Tonggak penting perjalanan ALI hadir pada 2023 lewat album debut bertajuk Malaka. Album ini mengangkat inspirasi dari sejarah jalur perdagangan Nusantara dan kawasan Timur Tengah, lalu mengemasnya menjadi karya musik penuh eksplorasi.
Beberapa karakter utama album tersebut antara lain:
- Perpaduan psychedelic rock dan funk yang dominan.
- Nuansa Timur Tengah melalui lirik dan melodi.
- Aransemen penuh improvisasi dengan groove yang kuat.
- Konsep album yang menyatukan unsur sejarah, budaya, dan musik modern.
Album Malaka menjadi bukti bahwa eksplorasi musikal dapat menghasilkan karya yang memiliki identitas kuat sekaligus diterima oleh penikmat musik lintas negara.
Sukses Menembus Panggung Internasional
Popularitas ALI tidak berhenti di dalam negeri. Penampilan panggung mereka yang energik membuka peluang tampil di berbagai festival musik internasional.
Dalam beberapa tahun terakhir, ALI telah menjalani tur dan tampil di sejumlah negara seperti:
- Australia
- Jepang
- Beberapa negara di Eropa
Penampilan mereka mendapatkan apresiasi dari berbagai media musik internasional berkat keberanian memadukan budaya Timur Tengah dengan musik funk modern. Kehadiran ALI juga menjadi contoh bahwa musisi Indonesia mampu bersaing melalui orisinalitas, bukan sekadar mengikuti tren global.

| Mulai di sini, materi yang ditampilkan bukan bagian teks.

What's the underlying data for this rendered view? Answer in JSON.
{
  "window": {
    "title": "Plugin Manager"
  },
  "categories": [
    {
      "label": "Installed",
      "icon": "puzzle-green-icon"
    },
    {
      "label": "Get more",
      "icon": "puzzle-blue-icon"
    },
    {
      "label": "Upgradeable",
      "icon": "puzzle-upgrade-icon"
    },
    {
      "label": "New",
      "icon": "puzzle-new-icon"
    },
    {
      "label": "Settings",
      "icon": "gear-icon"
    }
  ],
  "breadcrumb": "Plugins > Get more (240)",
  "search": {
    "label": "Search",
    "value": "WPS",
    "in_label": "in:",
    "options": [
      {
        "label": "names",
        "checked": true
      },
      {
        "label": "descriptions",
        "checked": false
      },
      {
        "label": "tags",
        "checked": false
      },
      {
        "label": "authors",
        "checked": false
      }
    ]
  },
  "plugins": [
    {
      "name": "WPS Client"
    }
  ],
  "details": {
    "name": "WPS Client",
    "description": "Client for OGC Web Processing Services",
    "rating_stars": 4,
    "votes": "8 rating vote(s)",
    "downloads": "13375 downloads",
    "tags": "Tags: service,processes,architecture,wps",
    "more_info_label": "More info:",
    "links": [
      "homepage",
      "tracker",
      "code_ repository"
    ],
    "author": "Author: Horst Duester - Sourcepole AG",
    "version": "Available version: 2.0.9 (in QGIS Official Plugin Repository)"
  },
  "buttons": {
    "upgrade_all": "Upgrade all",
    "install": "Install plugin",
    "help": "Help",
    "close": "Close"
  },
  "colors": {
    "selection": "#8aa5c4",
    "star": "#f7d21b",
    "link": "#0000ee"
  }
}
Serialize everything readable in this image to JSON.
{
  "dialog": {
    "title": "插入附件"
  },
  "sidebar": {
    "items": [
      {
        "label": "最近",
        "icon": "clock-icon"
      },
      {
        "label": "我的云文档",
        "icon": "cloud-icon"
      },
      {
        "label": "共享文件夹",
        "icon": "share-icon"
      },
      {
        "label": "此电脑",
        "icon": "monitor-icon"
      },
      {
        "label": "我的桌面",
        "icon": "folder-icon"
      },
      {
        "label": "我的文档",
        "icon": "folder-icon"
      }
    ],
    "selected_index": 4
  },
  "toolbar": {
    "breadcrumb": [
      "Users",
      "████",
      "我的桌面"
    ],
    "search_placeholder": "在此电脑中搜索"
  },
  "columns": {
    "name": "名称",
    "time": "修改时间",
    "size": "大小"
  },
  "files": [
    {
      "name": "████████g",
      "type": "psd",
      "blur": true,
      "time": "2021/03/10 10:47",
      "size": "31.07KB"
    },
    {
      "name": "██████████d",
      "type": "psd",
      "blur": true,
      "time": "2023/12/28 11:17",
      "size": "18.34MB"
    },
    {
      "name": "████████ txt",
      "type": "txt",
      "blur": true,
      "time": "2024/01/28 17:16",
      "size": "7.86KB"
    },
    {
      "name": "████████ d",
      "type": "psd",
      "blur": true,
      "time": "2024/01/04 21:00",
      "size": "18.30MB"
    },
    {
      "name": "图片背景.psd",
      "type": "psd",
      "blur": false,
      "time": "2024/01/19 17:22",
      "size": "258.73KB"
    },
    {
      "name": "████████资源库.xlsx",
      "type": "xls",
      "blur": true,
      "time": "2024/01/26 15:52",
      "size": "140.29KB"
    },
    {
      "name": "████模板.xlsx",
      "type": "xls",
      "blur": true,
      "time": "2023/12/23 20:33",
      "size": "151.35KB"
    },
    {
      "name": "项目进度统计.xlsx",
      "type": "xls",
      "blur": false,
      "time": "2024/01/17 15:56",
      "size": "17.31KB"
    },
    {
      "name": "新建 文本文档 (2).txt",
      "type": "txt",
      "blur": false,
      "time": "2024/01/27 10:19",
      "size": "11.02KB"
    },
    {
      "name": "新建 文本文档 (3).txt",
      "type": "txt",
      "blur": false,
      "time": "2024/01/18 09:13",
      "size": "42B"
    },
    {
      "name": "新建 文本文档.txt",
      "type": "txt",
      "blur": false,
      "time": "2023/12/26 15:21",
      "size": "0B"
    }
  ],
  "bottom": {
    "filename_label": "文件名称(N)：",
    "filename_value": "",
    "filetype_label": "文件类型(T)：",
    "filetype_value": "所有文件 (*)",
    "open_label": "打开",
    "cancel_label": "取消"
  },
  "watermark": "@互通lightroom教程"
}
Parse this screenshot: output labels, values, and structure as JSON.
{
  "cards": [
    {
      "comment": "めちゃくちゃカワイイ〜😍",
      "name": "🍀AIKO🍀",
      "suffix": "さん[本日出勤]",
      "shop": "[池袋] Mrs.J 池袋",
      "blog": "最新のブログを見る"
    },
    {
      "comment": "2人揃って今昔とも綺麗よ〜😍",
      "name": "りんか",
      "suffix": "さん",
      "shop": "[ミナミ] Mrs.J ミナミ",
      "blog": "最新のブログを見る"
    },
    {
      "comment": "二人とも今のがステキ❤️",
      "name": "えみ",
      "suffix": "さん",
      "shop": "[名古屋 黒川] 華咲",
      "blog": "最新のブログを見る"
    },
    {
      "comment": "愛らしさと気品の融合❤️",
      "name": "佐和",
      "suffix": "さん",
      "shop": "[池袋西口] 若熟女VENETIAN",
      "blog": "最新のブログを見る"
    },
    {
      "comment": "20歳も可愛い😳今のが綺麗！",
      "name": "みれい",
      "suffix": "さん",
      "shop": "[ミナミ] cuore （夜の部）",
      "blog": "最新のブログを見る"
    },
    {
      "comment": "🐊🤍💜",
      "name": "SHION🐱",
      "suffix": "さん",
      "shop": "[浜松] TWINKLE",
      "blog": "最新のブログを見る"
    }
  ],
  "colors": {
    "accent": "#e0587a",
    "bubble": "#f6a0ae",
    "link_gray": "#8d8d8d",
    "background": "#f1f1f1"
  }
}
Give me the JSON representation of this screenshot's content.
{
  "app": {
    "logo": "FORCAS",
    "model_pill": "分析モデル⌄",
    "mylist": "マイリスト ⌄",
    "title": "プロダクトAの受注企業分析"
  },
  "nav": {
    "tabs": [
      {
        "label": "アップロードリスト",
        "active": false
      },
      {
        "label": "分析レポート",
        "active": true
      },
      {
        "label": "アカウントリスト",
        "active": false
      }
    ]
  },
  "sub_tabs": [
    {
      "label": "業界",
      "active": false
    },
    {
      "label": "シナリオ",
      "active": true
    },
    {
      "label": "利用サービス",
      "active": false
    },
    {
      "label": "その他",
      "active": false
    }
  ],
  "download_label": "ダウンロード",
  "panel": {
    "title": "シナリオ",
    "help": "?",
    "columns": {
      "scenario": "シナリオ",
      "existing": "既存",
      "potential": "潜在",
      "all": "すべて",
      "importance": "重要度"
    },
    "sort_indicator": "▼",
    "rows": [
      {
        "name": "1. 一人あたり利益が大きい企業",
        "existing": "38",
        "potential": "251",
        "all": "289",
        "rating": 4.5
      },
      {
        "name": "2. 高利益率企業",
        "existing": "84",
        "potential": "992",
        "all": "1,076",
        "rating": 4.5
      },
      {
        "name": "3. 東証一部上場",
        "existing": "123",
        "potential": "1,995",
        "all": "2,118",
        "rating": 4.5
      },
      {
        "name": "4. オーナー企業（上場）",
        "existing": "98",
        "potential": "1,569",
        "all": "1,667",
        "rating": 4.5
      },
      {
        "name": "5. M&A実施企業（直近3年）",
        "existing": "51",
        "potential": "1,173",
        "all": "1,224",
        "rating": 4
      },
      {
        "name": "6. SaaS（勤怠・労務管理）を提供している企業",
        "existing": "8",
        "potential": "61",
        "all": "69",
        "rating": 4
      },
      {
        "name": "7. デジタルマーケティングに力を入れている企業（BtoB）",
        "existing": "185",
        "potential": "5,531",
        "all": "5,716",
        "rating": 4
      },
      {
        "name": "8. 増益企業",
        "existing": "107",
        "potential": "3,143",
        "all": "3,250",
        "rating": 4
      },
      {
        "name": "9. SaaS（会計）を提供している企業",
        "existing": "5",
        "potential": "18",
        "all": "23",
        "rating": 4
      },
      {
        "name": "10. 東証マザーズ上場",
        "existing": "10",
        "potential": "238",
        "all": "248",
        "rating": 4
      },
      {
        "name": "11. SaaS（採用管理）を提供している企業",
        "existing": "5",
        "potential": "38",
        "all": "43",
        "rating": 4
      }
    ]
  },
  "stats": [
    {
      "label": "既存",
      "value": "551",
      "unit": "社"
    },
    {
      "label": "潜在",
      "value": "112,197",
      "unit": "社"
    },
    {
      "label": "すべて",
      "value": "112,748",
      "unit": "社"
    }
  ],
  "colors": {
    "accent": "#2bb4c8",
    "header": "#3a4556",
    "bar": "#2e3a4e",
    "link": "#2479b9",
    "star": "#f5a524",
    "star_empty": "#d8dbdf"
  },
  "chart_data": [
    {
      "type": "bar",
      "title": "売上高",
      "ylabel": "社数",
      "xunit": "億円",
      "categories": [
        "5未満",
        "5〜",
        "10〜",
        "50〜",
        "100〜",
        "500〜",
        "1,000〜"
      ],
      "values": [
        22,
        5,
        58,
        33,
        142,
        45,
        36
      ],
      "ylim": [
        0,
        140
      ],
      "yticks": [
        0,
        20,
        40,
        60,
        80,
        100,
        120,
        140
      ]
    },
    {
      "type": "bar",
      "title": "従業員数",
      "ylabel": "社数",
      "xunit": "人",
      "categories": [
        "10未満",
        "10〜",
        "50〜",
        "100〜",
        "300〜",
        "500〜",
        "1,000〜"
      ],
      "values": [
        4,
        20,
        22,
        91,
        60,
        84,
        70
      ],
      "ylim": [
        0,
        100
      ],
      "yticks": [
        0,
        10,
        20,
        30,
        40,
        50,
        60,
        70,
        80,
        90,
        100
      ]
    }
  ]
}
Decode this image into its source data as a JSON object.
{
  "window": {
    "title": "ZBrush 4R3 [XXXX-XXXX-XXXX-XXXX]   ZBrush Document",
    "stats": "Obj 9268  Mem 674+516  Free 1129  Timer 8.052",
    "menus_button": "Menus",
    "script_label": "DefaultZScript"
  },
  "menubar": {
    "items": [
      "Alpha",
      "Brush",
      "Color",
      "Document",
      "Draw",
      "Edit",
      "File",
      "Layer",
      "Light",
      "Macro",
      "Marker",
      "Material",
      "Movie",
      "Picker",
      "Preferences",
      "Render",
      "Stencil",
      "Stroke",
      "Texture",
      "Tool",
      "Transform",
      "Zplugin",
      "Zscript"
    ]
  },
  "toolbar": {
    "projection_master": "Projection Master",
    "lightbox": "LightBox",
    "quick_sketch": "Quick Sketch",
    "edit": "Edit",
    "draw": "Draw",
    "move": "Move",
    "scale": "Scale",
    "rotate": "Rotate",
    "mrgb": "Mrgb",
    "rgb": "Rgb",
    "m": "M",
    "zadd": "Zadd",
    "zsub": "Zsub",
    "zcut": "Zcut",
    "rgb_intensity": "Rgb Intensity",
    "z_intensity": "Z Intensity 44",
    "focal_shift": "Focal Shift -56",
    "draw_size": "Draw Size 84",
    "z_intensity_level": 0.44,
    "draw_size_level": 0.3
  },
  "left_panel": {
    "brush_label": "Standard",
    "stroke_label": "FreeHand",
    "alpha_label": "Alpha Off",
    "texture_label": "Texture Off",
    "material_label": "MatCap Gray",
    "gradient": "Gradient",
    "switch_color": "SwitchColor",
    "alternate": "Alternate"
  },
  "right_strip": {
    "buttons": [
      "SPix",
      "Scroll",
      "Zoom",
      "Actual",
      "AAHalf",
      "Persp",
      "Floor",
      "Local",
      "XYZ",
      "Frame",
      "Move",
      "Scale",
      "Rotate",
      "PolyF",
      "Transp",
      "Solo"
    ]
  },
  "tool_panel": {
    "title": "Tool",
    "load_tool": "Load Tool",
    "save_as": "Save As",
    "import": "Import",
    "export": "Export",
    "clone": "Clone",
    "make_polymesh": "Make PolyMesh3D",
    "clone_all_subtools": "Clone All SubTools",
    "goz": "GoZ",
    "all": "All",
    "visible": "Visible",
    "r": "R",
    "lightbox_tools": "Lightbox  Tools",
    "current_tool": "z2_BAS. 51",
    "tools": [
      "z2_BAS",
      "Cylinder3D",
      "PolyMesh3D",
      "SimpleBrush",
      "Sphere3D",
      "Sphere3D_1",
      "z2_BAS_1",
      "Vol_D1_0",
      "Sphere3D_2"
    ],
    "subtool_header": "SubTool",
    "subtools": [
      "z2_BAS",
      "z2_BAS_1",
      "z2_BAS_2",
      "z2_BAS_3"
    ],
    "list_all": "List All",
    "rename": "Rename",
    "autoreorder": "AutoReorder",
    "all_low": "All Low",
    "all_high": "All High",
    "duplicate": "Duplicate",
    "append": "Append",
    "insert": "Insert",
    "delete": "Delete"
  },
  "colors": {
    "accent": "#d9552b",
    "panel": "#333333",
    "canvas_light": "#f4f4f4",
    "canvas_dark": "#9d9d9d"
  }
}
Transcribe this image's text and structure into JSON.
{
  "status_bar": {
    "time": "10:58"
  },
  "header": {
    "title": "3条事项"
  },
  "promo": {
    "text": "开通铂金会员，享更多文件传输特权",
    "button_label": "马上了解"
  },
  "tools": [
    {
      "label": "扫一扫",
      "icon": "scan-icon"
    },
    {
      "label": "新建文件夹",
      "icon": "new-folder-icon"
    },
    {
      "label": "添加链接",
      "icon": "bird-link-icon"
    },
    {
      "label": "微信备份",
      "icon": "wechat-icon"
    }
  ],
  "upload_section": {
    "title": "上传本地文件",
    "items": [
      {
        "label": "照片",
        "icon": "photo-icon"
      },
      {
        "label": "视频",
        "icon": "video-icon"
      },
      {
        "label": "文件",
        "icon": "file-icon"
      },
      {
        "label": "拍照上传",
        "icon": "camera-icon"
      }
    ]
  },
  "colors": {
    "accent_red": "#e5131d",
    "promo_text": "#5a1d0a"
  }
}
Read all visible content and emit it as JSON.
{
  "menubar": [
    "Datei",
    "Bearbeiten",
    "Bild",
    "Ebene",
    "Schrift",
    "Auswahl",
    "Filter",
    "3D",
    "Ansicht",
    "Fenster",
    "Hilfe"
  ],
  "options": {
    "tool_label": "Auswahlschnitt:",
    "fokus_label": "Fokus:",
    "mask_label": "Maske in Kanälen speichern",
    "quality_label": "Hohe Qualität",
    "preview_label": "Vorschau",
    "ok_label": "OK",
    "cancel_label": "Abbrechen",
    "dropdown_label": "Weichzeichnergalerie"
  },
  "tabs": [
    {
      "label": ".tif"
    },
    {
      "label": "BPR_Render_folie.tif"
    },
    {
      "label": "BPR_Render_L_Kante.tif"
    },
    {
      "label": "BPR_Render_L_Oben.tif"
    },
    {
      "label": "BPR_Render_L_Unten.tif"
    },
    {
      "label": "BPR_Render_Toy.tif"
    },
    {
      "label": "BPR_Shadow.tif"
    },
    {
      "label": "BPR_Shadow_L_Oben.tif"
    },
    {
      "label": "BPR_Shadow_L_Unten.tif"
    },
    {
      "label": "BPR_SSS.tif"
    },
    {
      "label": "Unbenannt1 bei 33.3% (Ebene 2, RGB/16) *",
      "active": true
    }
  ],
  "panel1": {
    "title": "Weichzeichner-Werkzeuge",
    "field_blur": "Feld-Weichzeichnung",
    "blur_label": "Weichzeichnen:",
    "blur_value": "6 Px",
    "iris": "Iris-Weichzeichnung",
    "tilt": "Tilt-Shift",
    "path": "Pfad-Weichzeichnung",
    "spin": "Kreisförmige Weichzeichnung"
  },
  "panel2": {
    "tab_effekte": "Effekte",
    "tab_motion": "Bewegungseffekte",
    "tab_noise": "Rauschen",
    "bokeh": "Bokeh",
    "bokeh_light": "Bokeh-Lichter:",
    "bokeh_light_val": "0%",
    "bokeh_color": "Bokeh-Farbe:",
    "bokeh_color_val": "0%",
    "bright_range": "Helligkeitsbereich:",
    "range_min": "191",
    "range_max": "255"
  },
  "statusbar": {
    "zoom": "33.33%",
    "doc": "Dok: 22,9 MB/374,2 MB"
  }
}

Live Performance Jadi Daya Tarik Utama
Selain karya studio, kekuatan ALI juga terlihat saat tampil secara langsung. Improvisasi instrumen, permainan groove yang konsisten, dan interaksi antarpersonel membuat setiap konser terasa hidup.
Penonton tidak hanya menikmati musik, tetapi juga diajak larut dalam atmosfer dansa yang dipengaruhi funk, afrobeat, hingga psychedelic rock. Karakter inilah yang membuat ALI sering mendapat sambutan hangat di berbagai festival.
Membawa Identitas Musik Indonesia ke Kancah Global
ALI menunjukkan bahwa musik alternatif Indonesia memiliki ruang yang luas di panggung internasional. Dengan menggabungkan referensi budaya Timur Tengah, musik funk, psychedelic rock, dan afrobeat, mereka berhasil menciptakan identitas yang berbeda dari kebanyakan band lain.
Perjalanan mereka juga membuktikan bahwa keberanian bereksperimen mampu menghasilkan karya yang diapresiasi secara global tanpa harus meninggalkan karakter asli.
Bagi penikmat musik yang ingin merasakan perpaduan groove funk, psychedelic rock, dan nuansa Timur Tengah dalam satu pengalaman musikal, seluruh karya ALI dapat dinikmati melalui berbagai platform streaming digital seperti Spotify, Apple Music, dan YouTube Music.
(Magang Fadisca Zahra Prasetya, Universitas Negeri Surabaya)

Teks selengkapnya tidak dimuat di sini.